In special cases, if it is considered necessary to reinforce the same (as in long lengths of walls) with two 6 mm MS bars provided at every third or fourth course in 20 mm rich cement mortar 1 : 3. Half the mortar joint (10 mm) is first laid and the other half (10 mm) is laid after the reinforcement is placed so that it is fully embedded in the mortar. (Any contact of the reinforcement with the brick will hasten corrosion of the steel and damage of the wall.)

 

These walls are generally plastered with cement plastering 1 : 5 with a thickness of 12 mm. This plastering also adds to the strength. If these walls are planned to be stopped at door height (as usually done in the tiled roofs with ceilings), the walls should not be stopped exactly at top of the door level and abruptly left at that level.

 

One layer of bricks should be laid over the door frame and throughout the length of the wall and then only the partition wall should be finished.

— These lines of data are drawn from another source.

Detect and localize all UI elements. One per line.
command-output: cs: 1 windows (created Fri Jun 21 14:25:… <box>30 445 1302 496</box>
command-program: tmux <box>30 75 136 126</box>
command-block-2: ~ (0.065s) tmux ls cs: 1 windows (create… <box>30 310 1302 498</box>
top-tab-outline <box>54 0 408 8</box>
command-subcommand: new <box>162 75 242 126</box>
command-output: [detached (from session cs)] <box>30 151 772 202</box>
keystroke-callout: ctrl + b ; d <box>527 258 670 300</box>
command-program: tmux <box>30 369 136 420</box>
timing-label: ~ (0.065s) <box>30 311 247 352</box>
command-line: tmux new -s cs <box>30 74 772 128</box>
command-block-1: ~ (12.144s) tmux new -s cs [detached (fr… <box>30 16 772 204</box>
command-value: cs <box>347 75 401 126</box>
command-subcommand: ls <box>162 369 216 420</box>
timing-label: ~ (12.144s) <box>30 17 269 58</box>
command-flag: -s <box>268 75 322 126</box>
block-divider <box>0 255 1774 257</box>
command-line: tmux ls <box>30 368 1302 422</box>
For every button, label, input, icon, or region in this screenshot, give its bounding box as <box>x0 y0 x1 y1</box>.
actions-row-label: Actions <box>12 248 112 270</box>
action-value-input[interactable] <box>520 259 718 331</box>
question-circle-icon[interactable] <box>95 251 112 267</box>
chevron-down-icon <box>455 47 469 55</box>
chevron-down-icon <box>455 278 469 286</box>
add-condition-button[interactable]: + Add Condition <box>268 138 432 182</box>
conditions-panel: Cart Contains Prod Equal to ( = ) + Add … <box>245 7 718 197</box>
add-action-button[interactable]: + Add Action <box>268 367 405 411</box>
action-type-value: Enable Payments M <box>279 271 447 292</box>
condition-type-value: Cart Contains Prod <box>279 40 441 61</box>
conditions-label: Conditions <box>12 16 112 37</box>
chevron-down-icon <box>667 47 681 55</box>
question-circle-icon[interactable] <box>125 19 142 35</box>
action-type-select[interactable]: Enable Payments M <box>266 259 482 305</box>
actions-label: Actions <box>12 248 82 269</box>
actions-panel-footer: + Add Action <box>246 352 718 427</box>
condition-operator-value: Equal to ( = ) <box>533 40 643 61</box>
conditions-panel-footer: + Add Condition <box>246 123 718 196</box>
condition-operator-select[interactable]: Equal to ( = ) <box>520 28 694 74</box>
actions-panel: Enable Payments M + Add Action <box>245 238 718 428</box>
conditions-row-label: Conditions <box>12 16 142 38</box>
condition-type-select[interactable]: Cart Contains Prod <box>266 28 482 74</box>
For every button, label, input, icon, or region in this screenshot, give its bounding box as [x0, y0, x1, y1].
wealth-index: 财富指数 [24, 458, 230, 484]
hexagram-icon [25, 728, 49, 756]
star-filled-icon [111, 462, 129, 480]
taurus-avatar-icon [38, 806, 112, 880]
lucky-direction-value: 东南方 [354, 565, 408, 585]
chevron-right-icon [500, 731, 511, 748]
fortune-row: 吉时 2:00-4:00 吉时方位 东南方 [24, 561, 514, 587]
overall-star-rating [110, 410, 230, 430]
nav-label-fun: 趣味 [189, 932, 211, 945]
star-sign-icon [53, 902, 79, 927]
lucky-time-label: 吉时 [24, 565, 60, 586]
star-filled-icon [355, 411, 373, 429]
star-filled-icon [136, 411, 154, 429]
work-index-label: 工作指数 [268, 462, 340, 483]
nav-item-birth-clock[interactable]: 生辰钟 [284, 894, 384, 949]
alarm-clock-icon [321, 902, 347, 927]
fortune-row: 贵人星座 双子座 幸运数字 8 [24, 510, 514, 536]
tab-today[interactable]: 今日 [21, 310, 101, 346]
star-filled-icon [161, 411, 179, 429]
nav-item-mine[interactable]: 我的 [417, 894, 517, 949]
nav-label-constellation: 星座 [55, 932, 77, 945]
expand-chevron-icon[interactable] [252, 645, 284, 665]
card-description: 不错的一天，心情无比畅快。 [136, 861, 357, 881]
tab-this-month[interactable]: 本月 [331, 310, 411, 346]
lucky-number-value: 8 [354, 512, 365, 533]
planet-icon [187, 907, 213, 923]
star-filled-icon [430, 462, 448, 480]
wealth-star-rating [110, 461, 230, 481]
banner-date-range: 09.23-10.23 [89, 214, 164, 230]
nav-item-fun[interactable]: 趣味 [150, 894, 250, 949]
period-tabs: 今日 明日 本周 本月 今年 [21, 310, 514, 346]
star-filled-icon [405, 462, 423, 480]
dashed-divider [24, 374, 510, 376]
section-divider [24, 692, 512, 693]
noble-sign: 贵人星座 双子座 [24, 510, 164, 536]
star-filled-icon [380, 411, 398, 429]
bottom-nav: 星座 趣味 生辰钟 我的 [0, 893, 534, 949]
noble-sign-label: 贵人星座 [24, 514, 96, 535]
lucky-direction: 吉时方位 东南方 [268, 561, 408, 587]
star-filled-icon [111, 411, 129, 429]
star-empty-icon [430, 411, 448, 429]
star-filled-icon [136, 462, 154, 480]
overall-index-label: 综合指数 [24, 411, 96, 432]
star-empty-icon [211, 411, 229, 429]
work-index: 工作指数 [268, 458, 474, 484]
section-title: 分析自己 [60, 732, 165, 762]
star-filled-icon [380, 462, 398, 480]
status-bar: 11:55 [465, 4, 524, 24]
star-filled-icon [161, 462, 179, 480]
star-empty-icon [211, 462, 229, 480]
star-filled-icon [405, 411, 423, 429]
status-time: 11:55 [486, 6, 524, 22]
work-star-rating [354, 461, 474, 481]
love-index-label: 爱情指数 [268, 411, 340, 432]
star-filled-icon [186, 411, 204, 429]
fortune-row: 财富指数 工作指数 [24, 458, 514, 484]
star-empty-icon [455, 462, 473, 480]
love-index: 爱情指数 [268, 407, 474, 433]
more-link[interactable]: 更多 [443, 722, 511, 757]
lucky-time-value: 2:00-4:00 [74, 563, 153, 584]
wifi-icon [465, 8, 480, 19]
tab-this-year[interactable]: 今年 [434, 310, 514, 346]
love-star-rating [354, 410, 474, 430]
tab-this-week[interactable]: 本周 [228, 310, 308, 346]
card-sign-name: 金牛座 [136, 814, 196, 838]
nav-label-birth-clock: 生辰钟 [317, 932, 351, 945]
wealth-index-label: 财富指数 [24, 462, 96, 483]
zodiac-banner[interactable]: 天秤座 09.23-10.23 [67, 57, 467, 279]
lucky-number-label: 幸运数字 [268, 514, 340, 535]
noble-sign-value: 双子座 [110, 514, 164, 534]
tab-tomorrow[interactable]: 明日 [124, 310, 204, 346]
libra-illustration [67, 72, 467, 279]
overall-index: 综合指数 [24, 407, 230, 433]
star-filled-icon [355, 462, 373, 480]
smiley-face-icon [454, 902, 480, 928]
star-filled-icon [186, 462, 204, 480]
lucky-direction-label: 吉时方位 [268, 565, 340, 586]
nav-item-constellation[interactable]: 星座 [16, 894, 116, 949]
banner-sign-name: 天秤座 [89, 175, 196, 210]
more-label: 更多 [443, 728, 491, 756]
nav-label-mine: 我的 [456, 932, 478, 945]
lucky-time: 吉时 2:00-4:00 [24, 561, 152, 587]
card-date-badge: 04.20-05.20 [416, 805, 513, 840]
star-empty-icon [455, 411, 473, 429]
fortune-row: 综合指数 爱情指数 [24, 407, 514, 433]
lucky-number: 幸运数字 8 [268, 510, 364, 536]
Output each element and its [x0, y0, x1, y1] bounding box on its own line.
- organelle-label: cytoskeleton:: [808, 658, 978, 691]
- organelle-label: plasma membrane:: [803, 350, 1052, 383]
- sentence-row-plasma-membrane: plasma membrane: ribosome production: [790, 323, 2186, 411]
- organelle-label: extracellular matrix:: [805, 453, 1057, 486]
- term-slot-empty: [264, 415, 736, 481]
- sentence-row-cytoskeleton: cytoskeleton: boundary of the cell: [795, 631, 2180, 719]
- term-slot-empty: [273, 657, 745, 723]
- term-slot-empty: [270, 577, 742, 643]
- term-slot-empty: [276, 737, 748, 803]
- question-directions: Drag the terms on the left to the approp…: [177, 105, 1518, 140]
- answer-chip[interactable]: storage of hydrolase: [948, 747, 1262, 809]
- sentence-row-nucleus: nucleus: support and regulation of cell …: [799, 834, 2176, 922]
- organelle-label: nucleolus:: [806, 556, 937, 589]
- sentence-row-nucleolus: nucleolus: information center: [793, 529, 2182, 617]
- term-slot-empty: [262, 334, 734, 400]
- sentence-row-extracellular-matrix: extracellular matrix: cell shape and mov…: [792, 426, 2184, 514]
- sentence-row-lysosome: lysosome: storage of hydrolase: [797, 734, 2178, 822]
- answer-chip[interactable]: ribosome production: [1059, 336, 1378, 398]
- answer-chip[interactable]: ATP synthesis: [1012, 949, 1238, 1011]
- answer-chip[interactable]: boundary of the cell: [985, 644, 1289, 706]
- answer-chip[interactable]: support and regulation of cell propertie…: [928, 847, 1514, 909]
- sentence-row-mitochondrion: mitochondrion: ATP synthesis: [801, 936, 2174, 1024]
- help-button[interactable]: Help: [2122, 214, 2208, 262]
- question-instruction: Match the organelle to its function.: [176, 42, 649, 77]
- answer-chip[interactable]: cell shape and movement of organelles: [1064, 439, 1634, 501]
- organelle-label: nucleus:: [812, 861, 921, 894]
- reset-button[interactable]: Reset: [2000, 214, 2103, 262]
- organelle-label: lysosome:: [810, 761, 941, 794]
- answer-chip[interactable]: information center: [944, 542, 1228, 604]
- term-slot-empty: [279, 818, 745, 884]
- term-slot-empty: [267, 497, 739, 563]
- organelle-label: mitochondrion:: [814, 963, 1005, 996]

A top layer of steel in cement mortar is also advisable.

MUST-READ: Types of Bonds Used In Brick Masonry Wall Construction And Their Uses


How to Protect and Curing for Brick Walls?

Brickwork should be protected from rain by suitable covering when the mortar is green. Ideally curing of brickwork, especially in cement mortar, is done (as in concrete work) by thoroughly saturating it with water after setting of mortar (preferably after covering it with straw, hessian, gunny bags, etc.) for fourteen days.

For important works, further curing by wetting once a day is to be continued for another seven days. However, in actual practice, the curing is carried out by keeping the work moist for a minimum period of seven days only. Brickwork in lime mortar also requires gradual drying out but does not require as careful curing as brickwork in cement mortar. (Lime mortar acquires strength by carbonation.)

 

How to Do Scaffolding For Brickwork?

Ideally, double scaffolding with two sets of verticals is to be used for exposed and important works. For ordinary works, single scaffolding with one end of horizontals resting on the wall being built is permitted.

Where the scaffolding pole rests on the wall, only one header brick shall be left out so that the bond of the wall can easily be made complete and perfect after the scaffolding is removed. Such holes shall not be allowed in places such as in pillars or columns (less than one metre in width) carrying heavy loads.

 

Where 4.5 Inch Wall Used in Building Construction?

Half brick wall or 4.5 inches (120mm) thick brick wall used for internal wall partition

 

Can we use a 4.5-inch wall as a load-bearing?

No

 

How many bricks equal a cubic foot?

14 nos

 

How many bricks are in a lorry load?

3000nos



1 comment:

  1. This article provides key tips for civil engineers on bricklaying in construction. It underscores testing brick quality, emphasizing their water resistance. Soaking bricks before laying is crucial, except for certain situations. Field tests help determine soaking time. Careful handling is stressed to maintain brick edges. These insights ensure strong and precise brickwork.